If you are going to be intimidated by the canine incisor advantaged in this detection business, you have no business being in it.

Besides, they are caged and I am free range.

I amble over to the bars that separate them from me.

“Hi, boys. I was in the neighborhood and decided to check in. I hear you will be the centerpiece of another custom-bustin’ Las Vegas show.”

“Where is the delightful Miss Midnight Louise?” Lucky, the black leopard, asks.

He will never forget that she finessed him a fine shank of beef when he was being kept in chains and underfed for nefarious purposes during one of my previous adventures. It is one of my previous adventures, and not his, because I am the pioneering feline PI in this town and he is just a main attraction.

“She is having a manicure at the Crystal Phoenix,” I say.

Because she is the house detective there since I moved up to bigger and better things, like heading our own firm, Midnight Inc. Investigations, it is fair to say that her nail sheaths are getting a workout, even as we speak.

“That is one feisty little doll,” Kahlúa, the other black leopard, puts in with a baritone chuckle.

These Big Boys are way too indiscriminating, in my opinion. They have no idea what I have done for them. But a PI is most effective when he is most unnoticed, so I do not belabor the point. Besides, their “points” are way bigger than mine are. An effective PI is not a dummy.
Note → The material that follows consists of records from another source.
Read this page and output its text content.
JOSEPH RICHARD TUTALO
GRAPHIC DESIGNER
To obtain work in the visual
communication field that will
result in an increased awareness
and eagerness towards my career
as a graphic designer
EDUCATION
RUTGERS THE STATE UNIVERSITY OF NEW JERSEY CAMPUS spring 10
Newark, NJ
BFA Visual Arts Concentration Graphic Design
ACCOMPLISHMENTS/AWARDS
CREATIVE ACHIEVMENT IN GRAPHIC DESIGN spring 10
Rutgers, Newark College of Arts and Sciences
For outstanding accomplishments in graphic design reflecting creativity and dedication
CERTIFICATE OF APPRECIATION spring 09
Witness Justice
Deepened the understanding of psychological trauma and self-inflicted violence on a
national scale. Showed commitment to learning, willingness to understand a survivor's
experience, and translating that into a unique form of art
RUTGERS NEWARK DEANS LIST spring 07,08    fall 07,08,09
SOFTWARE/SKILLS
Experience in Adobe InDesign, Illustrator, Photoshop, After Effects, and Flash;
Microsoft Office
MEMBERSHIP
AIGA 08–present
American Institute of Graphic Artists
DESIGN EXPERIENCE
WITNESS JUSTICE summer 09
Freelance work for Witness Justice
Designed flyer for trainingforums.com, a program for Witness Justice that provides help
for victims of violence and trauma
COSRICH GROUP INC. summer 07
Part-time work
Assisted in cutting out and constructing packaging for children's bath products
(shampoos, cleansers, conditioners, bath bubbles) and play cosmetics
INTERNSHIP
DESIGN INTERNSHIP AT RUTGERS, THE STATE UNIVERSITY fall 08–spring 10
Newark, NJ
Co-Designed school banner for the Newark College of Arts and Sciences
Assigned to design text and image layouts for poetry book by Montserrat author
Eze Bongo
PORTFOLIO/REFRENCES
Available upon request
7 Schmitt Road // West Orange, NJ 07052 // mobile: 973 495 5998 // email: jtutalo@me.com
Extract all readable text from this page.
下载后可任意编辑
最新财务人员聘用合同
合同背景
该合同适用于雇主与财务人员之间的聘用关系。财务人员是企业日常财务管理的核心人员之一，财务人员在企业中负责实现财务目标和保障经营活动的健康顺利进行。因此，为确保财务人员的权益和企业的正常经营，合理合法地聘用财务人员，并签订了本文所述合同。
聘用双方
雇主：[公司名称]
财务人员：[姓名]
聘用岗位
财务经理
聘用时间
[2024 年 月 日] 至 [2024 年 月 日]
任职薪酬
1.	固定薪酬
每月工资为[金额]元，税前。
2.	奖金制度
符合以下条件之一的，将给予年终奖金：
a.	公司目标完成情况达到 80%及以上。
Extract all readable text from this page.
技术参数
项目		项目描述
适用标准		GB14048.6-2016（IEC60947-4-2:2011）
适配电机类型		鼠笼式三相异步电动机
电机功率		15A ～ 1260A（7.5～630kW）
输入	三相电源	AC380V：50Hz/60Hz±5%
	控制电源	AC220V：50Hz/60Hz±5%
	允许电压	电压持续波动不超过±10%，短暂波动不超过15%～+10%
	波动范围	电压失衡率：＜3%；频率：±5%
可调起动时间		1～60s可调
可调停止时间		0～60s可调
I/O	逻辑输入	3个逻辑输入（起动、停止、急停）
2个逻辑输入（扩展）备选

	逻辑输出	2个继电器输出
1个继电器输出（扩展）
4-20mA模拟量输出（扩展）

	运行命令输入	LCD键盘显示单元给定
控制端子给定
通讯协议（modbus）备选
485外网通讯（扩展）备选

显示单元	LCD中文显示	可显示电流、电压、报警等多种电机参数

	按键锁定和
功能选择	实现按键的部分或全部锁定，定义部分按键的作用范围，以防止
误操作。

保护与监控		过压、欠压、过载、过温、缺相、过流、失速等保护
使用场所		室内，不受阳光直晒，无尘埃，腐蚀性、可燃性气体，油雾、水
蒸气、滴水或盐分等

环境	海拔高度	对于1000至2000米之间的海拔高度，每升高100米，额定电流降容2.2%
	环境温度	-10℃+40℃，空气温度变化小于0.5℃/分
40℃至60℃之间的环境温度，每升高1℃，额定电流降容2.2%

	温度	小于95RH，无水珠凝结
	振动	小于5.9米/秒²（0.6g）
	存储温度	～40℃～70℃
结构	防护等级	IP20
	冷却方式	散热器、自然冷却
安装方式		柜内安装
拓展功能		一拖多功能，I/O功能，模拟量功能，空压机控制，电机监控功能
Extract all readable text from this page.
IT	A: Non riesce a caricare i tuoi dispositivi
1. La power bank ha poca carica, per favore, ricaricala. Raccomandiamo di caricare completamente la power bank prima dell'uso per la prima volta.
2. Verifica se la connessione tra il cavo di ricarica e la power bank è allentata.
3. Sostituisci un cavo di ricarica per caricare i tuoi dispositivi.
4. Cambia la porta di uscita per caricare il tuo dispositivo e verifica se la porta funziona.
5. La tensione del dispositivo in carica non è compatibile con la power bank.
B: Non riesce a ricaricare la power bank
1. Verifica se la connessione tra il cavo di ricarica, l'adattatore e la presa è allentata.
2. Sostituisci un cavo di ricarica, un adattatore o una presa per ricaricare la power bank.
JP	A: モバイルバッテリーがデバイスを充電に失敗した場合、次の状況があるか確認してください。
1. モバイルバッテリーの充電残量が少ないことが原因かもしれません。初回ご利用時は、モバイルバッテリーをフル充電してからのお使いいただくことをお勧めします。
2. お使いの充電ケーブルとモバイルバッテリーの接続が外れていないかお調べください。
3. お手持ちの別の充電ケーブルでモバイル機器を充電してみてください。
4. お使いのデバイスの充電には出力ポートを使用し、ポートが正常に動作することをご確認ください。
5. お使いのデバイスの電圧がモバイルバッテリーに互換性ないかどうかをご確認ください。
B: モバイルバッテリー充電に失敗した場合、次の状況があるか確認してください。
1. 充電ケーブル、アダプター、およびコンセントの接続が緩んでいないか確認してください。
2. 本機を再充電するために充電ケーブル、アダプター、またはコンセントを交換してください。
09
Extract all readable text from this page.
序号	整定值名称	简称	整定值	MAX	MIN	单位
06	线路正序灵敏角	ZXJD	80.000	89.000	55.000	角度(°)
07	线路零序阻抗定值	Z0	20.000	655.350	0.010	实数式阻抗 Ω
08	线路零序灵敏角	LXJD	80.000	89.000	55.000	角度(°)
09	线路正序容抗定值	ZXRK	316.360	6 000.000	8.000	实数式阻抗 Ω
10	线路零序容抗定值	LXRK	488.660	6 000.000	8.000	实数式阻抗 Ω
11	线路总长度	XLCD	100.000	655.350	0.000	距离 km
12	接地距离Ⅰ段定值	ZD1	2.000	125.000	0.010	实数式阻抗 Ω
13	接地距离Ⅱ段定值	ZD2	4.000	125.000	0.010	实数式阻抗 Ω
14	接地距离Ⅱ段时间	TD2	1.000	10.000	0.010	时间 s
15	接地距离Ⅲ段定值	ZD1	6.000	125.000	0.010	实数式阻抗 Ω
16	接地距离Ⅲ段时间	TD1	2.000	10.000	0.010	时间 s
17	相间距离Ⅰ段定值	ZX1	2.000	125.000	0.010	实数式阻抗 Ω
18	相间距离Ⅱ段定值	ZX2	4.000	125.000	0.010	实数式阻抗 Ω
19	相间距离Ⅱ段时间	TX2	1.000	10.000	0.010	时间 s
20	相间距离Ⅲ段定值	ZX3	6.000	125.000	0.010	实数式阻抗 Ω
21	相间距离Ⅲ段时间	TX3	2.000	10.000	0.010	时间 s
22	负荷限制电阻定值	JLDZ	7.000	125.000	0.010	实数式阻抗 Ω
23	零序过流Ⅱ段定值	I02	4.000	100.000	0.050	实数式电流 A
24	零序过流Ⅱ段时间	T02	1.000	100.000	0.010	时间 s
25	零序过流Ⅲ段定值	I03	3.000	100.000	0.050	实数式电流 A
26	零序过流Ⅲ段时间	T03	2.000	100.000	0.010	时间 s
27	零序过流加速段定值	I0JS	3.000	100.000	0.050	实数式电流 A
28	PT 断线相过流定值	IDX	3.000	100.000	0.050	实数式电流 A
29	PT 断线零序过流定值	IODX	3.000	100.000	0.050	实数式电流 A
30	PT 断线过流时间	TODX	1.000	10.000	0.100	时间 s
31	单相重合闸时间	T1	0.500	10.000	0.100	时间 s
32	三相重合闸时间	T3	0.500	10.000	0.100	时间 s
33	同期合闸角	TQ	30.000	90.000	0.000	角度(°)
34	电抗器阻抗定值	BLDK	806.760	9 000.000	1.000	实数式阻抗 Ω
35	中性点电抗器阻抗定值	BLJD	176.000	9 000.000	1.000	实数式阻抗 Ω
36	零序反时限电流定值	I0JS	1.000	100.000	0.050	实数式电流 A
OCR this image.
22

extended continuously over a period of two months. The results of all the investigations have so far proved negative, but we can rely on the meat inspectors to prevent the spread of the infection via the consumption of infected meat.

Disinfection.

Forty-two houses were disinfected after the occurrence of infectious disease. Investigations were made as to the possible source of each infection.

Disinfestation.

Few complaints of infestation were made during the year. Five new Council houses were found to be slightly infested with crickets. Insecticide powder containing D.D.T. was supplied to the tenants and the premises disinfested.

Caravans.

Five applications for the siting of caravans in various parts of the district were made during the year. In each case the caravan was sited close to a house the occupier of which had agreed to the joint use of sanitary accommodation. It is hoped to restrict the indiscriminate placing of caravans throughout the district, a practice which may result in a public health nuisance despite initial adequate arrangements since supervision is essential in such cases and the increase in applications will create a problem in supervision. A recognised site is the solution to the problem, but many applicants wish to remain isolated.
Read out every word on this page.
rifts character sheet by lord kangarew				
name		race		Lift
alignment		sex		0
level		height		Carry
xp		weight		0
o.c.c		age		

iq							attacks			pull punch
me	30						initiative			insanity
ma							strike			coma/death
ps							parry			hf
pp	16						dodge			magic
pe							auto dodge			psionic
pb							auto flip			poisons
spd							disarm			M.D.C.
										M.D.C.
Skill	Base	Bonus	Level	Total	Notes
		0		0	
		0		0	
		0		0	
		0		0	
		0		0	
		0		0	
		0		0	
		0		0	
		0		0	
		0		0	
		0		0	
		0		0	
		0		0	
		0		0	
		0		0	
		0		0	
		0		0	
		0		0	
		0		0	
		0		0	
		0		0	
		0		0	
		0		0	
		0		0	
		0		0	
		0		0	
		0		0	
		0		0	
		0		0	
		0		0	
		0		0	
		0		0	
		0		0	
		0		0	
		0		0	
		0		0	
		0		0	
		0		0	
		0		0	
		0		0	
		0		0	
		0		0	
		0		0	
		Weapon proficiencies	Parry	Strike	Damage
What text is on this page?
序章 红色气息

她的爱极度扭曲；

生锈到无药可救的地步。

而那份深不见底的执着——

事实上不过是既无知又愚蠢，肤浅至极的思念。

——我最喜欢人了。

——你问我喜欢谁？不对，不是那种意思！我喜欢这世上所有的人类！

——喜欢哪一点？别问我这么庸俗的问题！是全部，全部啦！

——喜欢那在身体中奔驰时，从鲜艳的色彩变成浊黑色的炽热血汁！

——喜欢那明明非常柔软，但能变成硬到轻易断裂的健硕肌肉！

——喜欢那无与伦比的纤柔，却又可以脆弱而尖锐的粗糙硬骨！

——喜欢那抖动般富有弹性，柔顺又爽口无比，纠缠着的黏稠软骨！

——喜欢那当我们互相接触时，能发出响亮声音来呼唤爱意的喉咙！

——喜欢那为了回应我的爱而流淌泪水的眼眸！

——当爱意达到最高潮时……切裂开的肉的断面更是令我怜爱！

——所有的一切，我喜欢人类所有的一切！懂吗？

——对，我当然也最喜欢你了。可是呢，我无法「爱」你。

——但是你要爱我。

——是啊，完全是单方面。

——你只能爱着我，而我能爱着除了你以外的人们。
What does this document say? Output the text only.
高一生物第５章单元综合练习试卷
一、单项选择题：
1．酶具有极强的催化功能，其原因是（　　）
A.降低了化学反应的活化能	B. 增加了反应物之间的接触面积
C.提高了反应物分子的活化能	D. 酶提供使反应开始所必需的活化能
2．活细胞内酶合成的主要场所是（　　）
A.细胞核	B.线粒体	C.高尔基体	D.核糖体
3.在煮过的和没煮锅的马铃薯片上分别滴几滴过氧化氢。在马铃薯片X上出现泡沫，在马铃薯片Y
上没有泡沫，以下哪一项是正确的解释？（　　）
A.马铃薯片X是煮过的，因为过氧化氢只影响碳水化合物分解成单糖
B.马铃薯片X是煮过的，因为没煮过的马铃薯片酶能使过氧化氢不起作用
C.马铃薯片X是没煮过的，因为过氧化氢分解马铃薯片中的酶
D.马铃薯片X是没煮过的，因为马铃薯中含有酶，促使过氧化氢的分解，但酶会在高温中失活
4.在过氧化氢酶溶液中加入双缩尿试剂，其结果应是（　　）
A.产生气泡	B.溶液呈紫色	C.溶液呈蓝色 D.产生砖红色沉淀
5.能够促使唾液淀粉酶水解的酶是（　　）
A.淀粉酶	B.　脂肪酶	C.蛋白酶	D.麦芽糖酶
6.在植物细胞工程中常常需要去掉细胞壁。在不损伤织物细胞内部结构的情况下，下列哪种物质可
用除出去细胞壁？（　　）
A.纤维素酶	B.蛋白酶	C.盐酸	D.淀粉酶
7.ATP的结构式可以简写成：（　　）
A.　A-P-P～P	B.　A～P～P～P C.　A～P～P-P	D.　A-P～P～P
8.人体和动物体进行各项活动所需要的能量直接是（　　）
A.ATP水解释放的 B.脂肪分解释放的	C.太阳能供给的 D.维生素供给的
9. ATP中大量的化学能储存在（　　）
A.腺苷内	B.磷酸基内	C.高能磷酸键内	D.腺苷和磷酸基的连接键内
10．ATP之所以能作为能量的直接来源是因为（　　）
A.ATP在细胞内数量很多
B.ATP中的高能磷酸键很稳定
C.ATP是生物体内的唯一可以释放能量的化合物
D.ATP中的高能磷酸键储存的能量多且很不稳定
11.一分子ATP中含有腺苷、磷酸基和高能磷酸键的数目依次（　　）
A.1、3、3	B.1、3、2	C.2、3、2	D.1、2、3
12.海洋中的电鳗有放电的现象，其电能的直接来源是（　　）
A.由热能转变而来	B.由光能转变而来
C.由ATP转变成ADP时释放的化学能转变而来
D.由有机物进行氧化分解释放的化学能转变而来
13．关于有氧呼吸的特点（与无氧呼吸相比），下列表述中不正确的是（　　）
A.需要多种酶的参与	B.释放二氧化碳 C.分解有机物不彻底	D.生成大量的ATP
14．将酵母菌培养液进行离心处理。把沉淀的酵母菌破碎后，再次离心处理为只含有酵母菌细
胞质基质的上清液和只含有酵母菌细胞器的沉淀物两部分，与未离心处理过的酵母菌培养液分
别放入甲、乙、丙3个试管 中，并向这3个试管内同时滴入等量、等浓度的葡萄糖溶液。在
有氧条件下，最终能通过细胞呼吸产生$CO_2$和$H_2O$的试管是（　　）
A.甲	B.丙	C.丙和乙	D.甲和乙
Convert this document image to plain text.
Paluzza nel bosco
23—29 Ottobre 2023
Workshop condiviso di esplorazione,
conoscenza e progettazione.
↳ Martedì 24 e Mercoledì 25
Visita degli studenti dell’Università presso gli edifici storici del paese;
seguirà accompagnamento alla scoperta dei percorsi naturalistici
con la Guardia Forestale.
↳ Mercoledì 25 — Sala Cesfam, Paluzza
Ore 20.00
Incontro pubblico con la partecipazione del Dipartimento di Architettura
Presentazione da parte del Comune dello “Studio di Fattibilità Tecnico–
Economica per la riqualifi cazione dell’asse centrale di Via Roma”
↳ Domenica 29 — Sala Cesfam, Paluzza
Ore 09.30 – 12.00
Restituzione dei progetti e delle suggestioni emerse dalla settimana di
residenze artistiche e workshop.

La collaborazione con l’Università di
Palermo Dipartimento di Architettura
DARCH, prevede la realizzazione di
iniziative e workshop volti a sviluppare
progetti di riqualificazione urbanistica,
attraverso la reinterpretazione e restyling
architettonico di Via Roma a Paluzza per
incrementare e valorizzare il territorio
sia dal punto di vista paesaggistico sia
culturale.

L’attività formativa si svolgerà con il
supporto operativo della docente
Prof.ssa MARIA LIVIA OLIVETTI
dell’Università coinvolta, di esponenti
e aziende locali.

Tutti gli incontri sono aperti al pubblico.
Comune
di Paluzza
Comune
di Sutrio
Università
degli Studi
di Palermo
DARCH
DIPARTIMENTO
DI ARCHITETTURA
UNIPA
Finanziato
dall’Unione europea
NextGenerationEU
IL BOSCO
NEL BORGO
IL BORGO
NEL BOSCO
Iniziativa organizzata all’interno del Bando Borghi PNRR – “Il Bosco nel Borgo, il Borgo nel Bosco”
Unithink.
“You are still working with the Cloaked Conjuror?” I ask.

“So far,” Kahlúa says, growling a little.

Lucky adds a bit of a roar in support of his foster brother. I am getting the impression of discontent under the big top.

“What is going on?”

“The Boss has gone soft.”

“No!” This I say with a straight puss, for there is hardly a human on the face of the planet—even the neon ones outside the New Millennium—who is not capable of leaving an animal companion down and out . . . flat!

“He is all taken with this new dame in the act,” Lucky says with a snarl.

“And her damn housecat—no offense,” Kahlúa adds.

“None taken.” I am many things, but housecat is definitely not one of them.

“I am,” so I inform them, “a street cat who happens to maintain an in-town condo and a live-in girlfriend. That is a whole different kettle of moray eels.”

“A live-in girlfriend, really?” Kahlúa is practically panting.